/ 2 March 2018

The Cat is out of the bag

Smokin’: David Mabuza, Cyril Ramaphosa’s new deputy, could use some eye drops to go with his nine political lives. Delwyn Verasamy
(Delwyn Verasamy)

Wednesday. Durban’s morning is glorious. I should be in the ocean at Battery with Jah No Dead, in town for the opening Test match against Australia, celebrating Parliament’s decision to get the land redistribution ball rolling for real.

Instead, I’m girding my loins for a day of relentless deadlines, courtesy of Monday night’s Cabinet reshuffle by President Cyril Ramaphosa.

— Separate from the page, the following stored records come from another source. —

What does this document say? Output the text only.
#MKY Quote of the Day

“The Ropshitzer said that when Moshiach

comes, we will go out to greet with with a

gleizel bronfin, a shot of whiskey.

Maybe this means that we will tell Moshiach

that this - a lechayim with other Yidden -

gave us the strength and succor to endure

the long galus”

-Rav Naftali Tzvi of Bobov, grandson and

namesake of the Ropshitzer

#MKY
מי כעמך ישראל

Ramaphosa’s axe work has been pretty impressive for a first outing. Better than I had hoped for. Systematic. Logical. A sensible first offensive from the beachhead established at Nasrec in December.

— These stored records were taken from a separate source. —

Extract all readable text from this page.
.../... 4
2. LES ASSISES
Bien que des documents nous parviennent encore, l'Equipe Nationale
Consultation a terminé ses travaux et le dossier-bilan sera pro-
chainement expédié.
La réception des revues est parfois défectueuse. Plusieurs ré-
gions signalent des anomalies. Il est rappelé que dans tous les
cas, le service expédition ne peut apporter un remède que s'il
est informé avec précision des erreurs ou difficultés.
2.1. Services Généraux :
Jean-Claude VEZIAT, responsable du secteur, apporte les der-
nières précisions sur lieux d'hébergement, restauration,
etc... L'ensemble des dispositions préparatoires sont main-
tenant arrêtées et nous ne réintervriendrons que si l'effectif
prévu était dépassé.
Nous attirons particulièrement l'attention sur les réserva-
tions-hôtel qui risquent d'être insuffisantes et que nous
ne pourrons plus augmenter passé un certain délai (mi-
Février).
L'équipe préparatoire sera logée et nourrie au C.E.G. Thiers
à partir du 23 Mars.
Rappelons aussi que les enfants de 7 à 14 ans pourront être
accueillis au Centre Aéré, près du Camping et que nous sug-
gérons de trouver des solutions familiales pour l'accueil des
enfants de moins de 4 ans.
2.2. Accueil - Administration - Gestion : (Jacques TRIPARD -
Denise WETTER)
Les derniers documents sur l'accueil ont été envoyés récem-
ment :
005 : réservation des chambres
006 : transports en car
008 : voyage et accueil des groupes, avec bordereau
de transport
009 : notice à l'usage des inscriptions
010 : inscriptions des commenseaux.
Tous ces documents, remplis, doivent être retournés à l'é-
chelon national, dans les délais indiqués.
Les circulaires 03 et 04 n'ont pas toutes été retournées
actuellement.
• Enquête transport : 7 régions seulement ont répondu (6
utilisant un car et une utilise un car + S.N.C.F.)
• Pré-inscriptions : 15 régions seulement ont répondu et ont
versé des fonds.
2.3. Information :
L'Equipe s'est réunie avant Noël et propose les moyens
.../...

Cull those implicated in probes by Parliament, the public protector and the courts. Use the paperwork piled up against Mosebenzi Zwane, Lynne Brown and company to send them packing without a murmur of dissent.

Move those who are implicated, but who haven’t yet been placed under proper scrutiny, to portfolios where they can’t chow money while you wait for the system to deal with them. Keep them around so they can either clear themselves or hang themselves.

Bring back some of the talented Cabinet members axed by Daddy for refusing to do the Dubai dance and let them loose to dismantle corrupt networks. Get working on reducing the size of the Cabinet.

A reasonable start, given Ramaphosa’s narrow victory at the ANC conference and the need to balance the party’s needs with those of the republic.

Ramaphosa had no choice but to appoint former Mpumalanga premier David Mabuza as his deputy. It would have been suicide not to. The Cat delivered the ANC presidency to Ramaphosa. The Cat held hands with the NDZ crew. Sang their songs while getting his delegates ready to vote CR17. Appeared to be still sitting on the fence when he was not.

The penny dropped literally minutes before the results of the ANC presidential election were announced. The Mpumalanga “unity” delegation, to the left of the stage, got to its feet in unison. Until then, they had been singing along with the other comrades about Oliver Tambo. The Cat’s cats surged forward, breaking into a song about how they were going to moer the Guptas. Supra Mahumapelo, went charging towards them with his bodyguards in tow, keen to shut them up, but it was too late. The deed was done.

The cat was, as they say, out of the bag. The Cat and his cats had jikaed on Daddy. Voted for CR17. Not NDZ. One plus one equals former president Jacob Zuma.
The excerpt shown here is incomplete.